COMPTE-RENDU
Ainsi
donc, une fois encore le parcours de la Nouvelle-Zélande
en Coupe du monde s’arrête au niveau des demi-finales.
Comme en 1991 et en 1999. En 1991, c’était l’Australie
qui l’avait éliminée, en 1999 cela avait
été une énorme surprise tellement elle
semblait supérieure à la France. 2003 aura constitué
la synthèse des deux : l’Australie a battu les
favoris All Blacks à la stupéfaction générale
(sauf de ses supporters évidemment). Un point commun
à ses trois rencontres : cela a été chaque
fois net et sans bavure et chaque fois les Blacks n’ont
jamais pu résoudre les problèmes que leur posaient
leurs adversaires.
Cette
fois-ci, les Néo-Zélandais sont tombés
sur une équipe qui les a totalement privés de
ballons du début à la fin du match. Ils ont dû
avoir en tout et pour tout deux ballons d’attaque en première
mi-temps dont un a abouti à l’essai de l’Australien
Mortlock après interception. Le fait qu’ils soient
retombés dans leurs travers en touche (lancers pas droits,
sauteurs lobés ou sautant à contretemps) et dans
la banalité en mêlée n’a pas arrangé
les choses, le manque de réussite de leur buteur MacDonald
non plus. Mais le plus curieux c’est le total manque d’envie
qu’ont montré les All Blacks. Certes sevrés
de ballons, ils n’ont pas eu la possibilité de
s’exprimer comme ils l’auraient voulu mais à
l’instar des Sud-Africains en quart ils ont paru sans
âme, mous et rapidement résignés.

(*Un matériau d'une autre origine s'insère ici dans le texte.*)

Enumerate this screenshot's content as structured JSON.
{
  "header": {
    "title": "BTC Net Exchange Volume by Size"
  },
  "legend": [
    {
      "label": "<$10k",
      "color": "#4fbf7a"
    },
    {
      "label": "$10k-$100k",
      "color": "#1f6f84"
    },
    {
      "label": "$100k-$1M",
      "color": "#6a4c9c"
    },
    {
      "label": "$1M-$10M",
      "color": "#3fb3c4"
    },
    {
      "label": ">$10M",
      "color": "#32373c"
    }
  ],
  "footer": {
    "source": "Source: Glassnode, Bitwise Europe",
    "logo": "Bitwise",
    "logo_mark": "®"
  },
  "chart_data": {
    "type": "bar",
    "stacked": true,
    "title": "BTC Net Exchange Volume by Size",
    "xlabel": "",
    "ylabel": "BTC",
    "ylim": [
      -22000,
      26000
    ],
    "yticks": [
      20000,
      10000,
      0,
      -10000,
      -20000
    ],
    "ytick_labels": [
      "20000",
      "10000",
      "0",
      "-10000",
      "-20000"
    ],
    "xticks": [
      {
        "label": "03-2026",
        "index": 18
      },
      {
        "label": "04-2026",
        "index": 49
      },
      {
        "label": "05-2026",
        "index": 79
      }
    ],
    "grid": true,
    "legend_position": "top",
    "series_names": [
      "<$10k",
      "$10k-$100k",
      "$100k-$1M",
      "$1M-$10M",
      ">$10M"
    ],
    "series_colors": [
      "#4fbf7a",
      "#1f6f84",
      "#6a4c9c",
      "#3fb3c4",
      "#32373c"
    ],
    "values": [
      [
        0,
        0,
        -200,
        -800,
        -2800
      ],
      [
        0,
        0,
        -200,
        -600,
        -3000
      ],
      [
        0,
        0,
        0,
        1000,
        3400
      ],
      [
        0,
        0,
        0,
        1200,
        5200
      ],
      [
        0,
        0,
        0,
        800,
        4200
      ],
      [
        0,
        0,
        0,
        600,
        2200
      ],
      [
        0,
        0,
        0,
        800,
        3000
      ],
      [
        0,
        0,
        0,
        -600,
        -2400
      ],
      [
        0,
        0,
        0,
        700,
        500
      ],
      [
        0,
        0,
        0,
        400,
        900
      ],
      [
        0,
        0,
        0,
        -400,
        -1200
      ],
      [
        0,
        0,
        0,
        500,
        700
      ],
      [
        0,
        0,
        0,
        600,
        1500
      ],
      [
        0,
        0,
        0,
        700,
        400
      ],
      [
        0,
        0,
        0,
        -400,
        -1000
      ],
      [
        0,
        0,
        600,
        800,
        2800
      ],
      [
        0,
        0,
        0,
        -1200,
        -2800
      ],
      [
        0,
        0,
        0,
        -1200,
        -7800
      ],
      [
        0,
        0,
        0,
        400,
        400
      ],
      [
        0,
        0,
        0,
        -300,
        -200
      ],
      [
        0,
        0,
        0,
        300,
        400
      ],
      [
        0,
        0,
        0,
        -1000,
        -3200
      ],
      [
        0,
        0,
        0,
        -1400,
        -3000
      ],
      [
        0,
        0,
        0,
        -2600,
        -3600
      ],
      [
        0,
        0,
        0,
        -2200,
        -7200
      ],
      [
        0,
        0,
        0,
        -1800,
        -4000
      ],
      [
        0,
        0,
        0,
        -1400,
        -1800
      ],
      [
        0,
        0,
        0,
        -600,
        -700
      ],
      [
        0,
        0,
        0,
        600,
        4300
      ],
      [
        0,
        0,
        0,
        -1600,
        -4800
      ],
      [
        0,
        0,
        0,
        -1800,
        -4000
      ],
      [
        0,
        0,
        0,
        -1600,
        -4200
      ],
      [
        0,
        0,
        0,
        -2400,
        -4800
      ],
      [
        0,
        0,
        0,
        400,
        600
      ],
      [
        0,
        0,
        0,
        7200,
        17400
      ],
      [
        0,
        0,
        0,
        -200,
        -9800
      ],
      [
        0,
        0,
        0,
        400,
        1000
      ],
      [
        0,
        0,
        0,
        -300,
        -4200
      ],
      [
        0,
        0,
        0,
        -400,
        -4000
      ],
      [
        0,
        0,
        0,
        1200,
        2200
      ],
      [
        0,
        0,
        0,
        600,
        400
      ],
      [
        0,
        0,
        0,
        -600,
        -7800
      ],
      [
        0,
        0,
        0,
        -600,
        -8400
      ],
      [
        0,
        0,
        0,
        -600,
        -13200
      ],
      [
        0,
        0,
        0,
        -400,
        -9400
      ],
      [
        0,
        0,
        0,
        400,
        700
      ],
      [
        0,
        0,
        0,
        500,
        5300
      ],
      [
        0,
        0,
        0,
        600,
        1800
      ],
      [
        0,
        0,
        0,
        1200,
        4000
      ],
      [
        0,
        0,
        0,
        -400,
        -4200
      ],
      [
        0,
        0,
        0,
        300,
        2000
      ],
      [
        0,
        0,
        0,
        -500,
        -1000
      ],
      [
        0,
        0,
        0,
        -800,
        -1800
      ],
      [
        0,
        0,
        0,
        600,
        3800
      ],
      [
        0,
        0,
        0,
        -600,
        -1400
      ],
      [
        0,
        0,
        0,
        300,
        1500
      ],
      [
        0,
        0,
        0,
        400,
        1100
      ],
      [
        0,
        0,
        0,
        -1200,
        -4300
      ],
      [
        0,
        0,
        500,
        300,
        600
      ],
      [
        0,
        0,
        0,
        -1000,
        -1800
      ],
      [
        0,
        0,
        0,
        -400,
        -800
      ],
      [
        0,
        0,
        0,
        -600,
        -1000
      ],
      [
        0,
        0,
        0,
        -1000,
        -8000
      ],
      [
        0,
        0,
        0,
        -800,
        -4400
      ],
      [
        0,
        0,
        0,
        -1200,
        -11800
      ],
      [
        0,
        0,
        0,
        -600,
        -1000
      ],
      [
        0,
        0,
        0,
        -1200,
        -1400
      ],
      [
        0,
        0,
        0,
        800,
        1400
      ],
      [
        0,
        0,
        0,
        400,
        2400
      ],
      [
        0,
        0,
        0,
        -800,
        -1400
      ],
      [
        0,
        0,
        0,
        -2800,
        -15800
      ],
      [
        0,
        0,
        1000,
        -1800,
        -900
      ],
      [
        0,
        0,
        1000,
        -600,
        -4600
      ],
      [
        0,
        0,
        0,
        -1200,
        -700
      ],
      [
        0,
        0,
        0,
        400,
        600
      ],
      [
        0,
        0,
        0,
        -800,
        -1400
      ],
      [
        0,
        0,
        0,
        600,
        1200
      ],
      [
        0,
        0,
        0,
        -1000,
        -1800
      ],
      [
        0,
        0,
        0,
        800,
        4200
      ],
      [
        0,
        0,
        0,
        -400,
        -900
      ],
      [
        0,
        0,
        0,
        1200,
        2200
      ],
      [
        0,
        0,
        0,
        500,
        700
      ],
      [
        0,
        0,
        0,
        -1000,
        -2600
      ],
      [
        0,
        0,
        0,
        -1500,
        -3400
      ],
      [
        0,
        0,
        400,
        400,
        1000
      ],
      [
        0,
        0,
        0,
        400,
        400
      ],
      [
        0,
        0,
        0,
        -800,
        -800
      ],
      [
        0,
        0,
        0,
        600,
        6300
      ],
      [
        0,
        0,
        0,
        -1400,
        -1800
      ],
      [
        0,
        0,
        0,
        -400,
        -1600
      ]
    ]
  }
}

Incapables
de la moindre rébellion collectivement, ils se sont «
lancés » en seconde mi-temps dans des actions individuelles
stériles vouées à l’échec
par le manque criant de soutien. Comme en 1999 contre la France
en seconde mi-temps, ils ont semblé complètement
déboussolés et perdus et dans l’incapacité
totale de varier leurs lancements et leur style de jeu. Alors
qu’il aurait fallu comme les Samoans et les Sud-Africains
contre les Anglais lutter dans les regroupements et se montrer
virulents dans les phases après plaquages, ils ont continué
à ne laisser que deux ou trois joueurs dans ces phases
de jeu s’enlevant ainsi tout espoir de récupérer
le moindre ballon face à la remarquable organisation
des Australiens.
Ceux-ci,
étonnamment sûrs d’eux et de leurs forces,
sont quand même incroyables. Qui les auraient crû
capables d’une telle performance dans l’ordre de
la conquête et de la conservation du ballon après
leurs piètres performances de ces dernières semaines
? Voilà une équipe qui a été embrouillée
par les Irlandais devant comme derrière, qui a été
dominée plus de cinquante minutes par le pack écossais
et qui a été incapable de livrer un match plein
jusqu’aux quarts de finale ; et la voilà qui affiche
une sérénité à toute épreuve
et montre un jeu calibré et parfaitement rôdé
en demi. Allez comprendre quelque chose au rugby après
ça. En fait cela dépasse le cadre du rugby et
renvoie à la nature même du joueur australien.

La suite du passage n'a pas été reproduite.